3.Using the batch job environment

At CSC, batch job systems are used to execute computing tasks in clusters and supercomputers. The Sisu supercomputer uses SLURM(Simple Linux Utility for Resource Management System) batch job system, which is used in Taito cluster too. However, the SLURM setup differs significantly between Sisu and Taito. In Sisu, the SLURM definitions are used just to reserve computing resources. The parallel commands are launched using ALPS (Application Level Placement Scheduler) and the ALPS command aprun is used instead of the srun command which is normally used in SLURM batch jobs. The aprun command is also used to define many resource allocation details that in other severs are defined using the SLURM commands.
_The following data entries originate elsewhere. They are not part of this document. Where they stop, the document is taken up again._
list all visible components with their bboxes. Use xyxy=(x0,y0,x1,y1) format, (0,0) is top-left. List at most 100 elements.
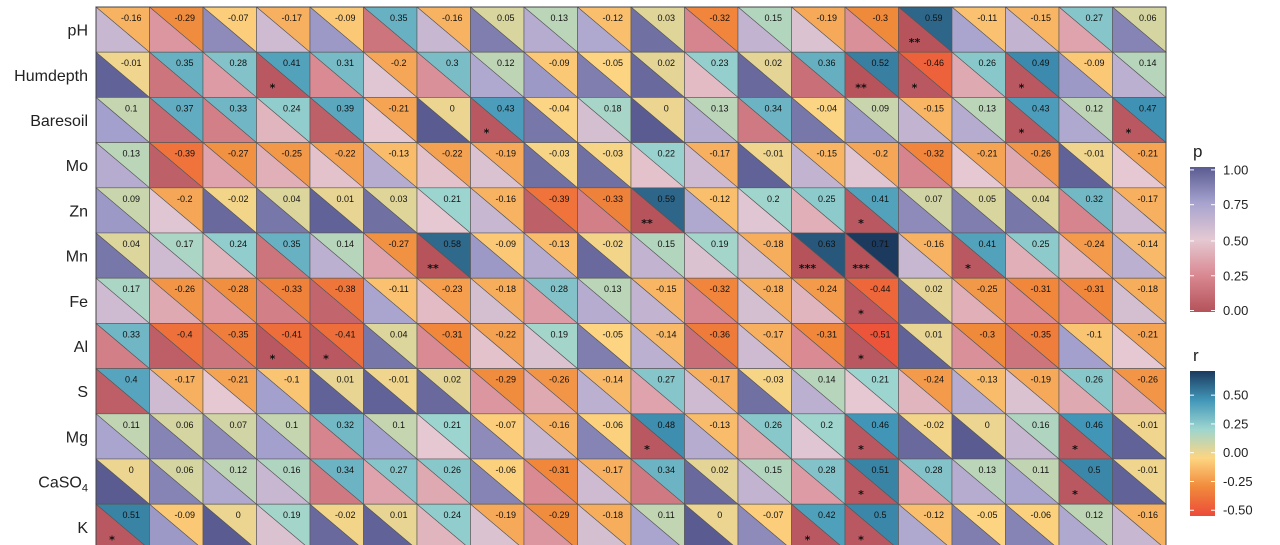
r-value-label: -0.02 xyxy=(603,239,624,249)
r-value-label: 0.71 xyxy=(872,239,890,249)
significance-mark: * xyxy=(858,217,864,230)
heatmap-cell: 0.26 xyxy=(416,458,472,505)
p-triangle xyxy=(202,503,252,545)
heatmap-cell: 0.43 * xyxy=(1004,96,1060,144)
heatmap-cell: -0.09 xyxy=(309,6,365,53)
significance-mark: * xyxy=(270,353,276,366)
heatmap-cell: 0.21 xyxy=(844,367,900,415)
heatmap-cell: -0.15 xyxy=(1004,6,1060,53)
heatmap-cell: 0.1 xyxy=(95,96,151,144)
significance-mark: * xyxy=(270,81,276,94)
significance-mark: * xyxy=(1019,81,1025,94)
significance-mark: *** xyxy=(799,262,817,275)
heatmap-cell: -0.12 xyxy=(683,187,739,234)
heatmap-cell: -0.01 xyxy=(362,367,418,415)
r-value-label: 0.15 xyxy=(765,13,783,23)
heatmap-cell: -0.26 xyxy=(523,367,579,415)
r-value-label: -0.26 xyxy=(1031,149,1052,159)
heatmap-cell: -0.31 xyxy=(1058,277,1114,325)
row-label: Fe xyxy=(69,294,88,311)
r-value-label: 0.28 xyxy=(818,465,836,475)
heatmap-cell: -0.02 xyxy=(897,413,953,460)
r-value-label: 0.34 xyxy=(658,465,676,475)
heatmap-cell: -0.13 xyxy=(951,367,1007,415)
heatmap-cell: -0.02 xyxy=(309,503,364,545)
r-value-label: 0.13 xyxy=(123,149,141,159)
r-value-label: -0.18 xyxy=(496,284,517,294)
r-value-label: 0.09 xyxy=(872,103,890,113)
row-label: CaSO4 xyxy=(38,475,88,495)
p-triangle xyxy=(256,503,306,545)
heatmap-cell: -0.24 xyxy=(790,277,846,325)
heatmap-cell: 0 xyxy=(202,503,257,545)
heatmap-cell: -0.35 xyxy=(202,322,258,370)
r-value-label: 0.13 xyxy=(979,103,997,113)
heatmap-cell: 0.27 xyxy=(1058,6,1114,53)
heatmap-cell: -0.01 xyxy=(1058,141,1114,189)
heatmap-cell: 0 xyxy=(951,413,1007,460)
r-value-label: 0.59 xyxy=(925,13,943,23)
heatmap-cell: 0.13 xyxy=(576,277,632,325)
heatmap-cell: -0.51 * xyxy=(844,322,900,370)
heatmap-cell: 0.48 * xyxy=(630,413,686,460)
heatmap-cell: 0.16 xyxy=(1004,413,1060,460)
heatmap-cell: -0.27 xyxy=(362,232,418,279)
r-value-label: -0.03 xyxy=(549,149,570,159)
r-value-label: -0.33 xyxy=(603,194,624,204)
r-value-label: -0.51 xyxy=(870,329,891,339)
heatmap-cell: -0.16 xyxy=(1111,503,1167,545)
heatmap-cell: -0.02 xyxy=(576,232,632,279)
r-value-label: -0.44 xyxy=(870,284,891,294)
r-value-label: 0.1 xyxy=(286,420,299,430)
p-triangle xyxy=(898,503,948,545)
heatmap-cell: -0.21 xyxy=(1111,141,1167,189)
heatmap-cell: -0.4 xyxy=(148,322,204,370)
heatmap-cell: -0.16 xyxy=(897,232,953,279)
r-value-label: 0.19 xyxy=(551,329,569,339)
heatmap-cell: -0.17 xyxy=(148,367,204,415)
r-value-label: -0.31 xyxy=(1031,284,1052,294)
r-value-label: -0.2 xyxy=(177,194,193,204)
r-value-label: -0.01 xyxy=(1138,465,1159,475)
r-value-label: 0.34 xyxy=(765,103,783,113)
legend-colorbar xyxy=(1190,371,1215,516)
r-value-label: -0.02 xyxy=(335,510,356,520)
heatmap-cell: -0.21 xyxy=(362,96,418,144)
r-value-label: -0.15 xyxy=(924,103,945,113)
r-value-label: 0.21 xyxy=(872,375,890,385)
heatmap-cell: 0.51 * xyxy=(95,503,150,545)
r-value-label: -0.12 xyxy=(710,194,731,204)
r-value-label: -0.35 xyxy=(1031,329,1052,339)
r-value-label: 0.33 xyxy=(230,103,248,113)
heatmap-cell: 0.24 xyxy=(202,232,258,279)
p-triangle xyxy=(416,503,466,545)
heatmap-cell: -0.32 xyxy=(683,277,739,325)
r-value-label: 0.11 xyxy=(123,420,140,430)
heatmap-cell: -0.01 xyxy=(95,51,151,99)
legend-tick-label: 0.00 xyxy=(1223,303,1248,318)
r-value-label: 0.26 xyxy=(444,465,462,475)
r-value-label: -0.17 xyxy=(175,375,196,385)
significance-mark: * xyxy=(644,443,650,456)
heatmap-cell: 0.01 xyxy=(309,367,365,415)
r-value-label: 0.01 xyxy=(337,194,355,204)
heatmap-cell: 0.21 xyxy=(416,187,472,234)
heatmap-cell: 0.46 * xyxy=(844,413,900,460)
heatmap-cell: -0.24 xyxy=(897,367,953,415)
heatmap-cell: -0.21 xyxy=(202,367,258,415)
heatmap-cell: 0.13 xyxy=(683,96,739,144)
r-value-label: 0.63 xyxy=(818,239,836,249)
r-value-label: -0.39 xyxy=(175,149,196,159)
heatmap-cell: -0.05 xyxy=(576,51,632,99)
heatmap-cell: -0.17 xyxy=(683,141,739,189)
r-value-label: -0.22 xyxy=(335,149,356,159)
heatmap-cell: -0.03 xyxy=(576,141,632,189)
heatmap-cell: -0.19 xyxy=(1004,367,1060,415)
r-value-label: 0.13 xyxy=(604,284,622,294)
heatmap-cell: 0.15 xyxy=(737,458,793,505)
r-value-label: -0.15 xyxy=(817,149,838,159)
r-value-label: 0.2 xyxy=(821,420,834,430)
heatmap-cell: -0.17 xyxy=(683,367,739,415)
r-value-label: 0.47 xyxy=(1139,103,1157,113)
r-value-label: -0.35 xyxy=(228,329,249,339)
Table 3.1 Batch job partitions in Sisu

Partition Minimum number of nodes Maximum number of nodes Maximum number of cores Maximum running time Notes
 test  1  24  576  30 minutes  
 test_large  1  800  19200  4 hours Jobs in this partition have very low priority.
 small  3  24  576  12 hours  
 small_long  3  24  576  72 hours  
 large  24  400  9600  72 hours Scaling tests are required for jobs that use more than 42 nodes
 gc         Special queue for grand challenge jobs. Limits will be set based of the needs of the projects.